June 9 (Bloomberg) -- Argentina’s dollar deposits from individuals and non-government businesses fell to the lowest since April 2010 as President Cristina Fernandez de Kirchner tightened controls on the exchange market.
Dollar-denominated deposits fell to $10.4 billion on June 1 from $11.95 billion a month earlier, the lowest since April 30, 2010, when deposits were $10.3 billion, according to the latest data released by the Banco Central de la Republica Argentina.
Dollar withdrawals have quickened since Fernandez, who was re-elected in October, restricted purchases of foreign currency to stem record capital outflow from draining central bank reserves. Since late October, Argentines need tax-agency approval to buy dollars or other currencies. Starting last month, those who want to buy foreign currency to travel abroad must submit details of the itinerary, estimated cost and purpose of the trip.
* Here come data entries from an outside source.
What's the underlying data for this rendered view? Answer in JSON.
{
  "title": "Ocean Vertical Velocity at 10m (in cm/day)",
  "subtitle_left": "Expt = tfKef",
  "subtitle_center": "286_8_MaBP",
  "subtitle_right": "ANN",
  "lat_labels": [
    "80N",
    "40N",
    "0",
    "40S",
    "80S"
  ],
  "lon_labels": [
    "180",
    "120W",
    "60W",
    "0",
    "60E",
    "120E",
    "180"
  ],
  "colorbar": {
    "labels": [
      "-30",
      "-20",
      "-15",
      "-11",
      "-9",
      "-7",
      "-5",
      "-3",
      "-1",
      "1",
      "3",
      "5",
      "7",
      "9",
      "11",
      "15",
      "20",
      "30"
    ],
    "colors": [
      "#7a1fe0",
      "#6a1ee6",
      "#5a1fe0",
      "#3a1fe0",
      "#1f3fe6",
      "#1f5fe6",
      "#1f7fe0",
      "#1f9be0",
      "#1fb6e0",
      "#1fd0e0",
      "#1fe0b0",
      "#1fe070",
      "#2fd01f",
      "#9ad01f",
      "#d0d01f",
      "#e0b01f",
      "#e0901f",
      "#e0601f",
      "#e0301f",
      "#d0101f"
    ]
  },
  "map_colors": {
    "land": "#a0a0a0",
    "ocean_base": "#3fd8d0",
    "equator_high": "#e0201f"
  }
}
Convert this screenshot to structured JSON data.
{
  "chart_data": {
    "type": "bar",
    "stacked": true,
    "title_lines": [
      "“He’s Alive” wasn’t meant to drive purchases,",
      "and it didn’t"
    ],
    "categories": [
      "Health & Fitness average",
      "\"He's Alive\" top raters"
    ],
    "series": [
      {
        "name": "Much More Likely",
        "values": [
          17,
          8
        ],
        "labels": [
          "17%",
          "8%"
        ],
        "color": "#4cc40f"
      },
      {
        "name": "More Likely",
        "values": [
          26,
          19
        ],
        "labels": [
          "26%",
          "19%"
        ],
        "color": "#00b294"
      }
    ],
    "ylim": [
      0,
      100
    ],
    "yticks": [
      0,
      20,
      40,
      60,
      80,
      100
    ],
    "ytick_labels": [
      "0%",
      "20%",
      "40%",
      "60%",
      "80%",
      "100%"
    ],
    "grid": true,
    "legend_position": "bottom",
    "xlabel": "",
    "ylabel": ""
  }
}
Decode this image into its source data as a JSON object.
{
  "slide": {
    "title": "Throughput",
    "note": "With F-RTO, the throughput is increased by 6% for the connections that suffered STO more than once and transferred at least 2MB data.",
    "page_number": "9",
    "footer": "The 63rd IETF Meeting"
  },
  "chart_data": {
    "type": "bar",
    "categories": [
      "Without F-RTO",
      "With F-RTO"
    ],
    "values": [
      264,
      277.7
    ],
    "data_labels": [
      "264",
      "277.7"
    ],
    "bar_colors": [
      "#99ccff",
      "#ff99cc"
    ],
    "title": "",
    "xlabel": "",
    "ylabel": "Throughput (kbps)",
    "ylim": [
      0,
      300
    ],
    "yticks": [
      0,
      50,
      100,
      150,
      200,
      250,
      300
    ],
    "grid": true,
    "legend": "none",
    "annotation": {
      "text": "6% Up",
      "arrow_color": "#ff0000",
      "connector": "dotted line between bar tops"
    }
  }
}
“With the controls, the government managed to control demand for dollars, but it generated panic and led people to withdraw,” said Camilo Tiscornia, a former central bank economist who runs research company C&T Asesores Economicos in Buenos Aires. “The withdrawals are leading to a drop in central bank reserves, which the government needs to pay debt.”
Fernandez, who used $6.6 billion from central bank reserves in 2010 and $7.5 billion last year to make debt payments, plans to use $5.7 billion in 2012 for the same purpose. Bank withdrawals led reserves to fall to $46.7 billion on June 8 from as high as $52.6 billion in January last year.
Capital outflows accelerated last year to $21.5 billion from $11.4 billion a year earlier on speculation that the country would let the peso fall because rising inflation was undermining the country’s competitiveness in foreign markets.
The peso, which has fallen 4.1 percent this year, was little changed yesterday at 4.4845 per dollar.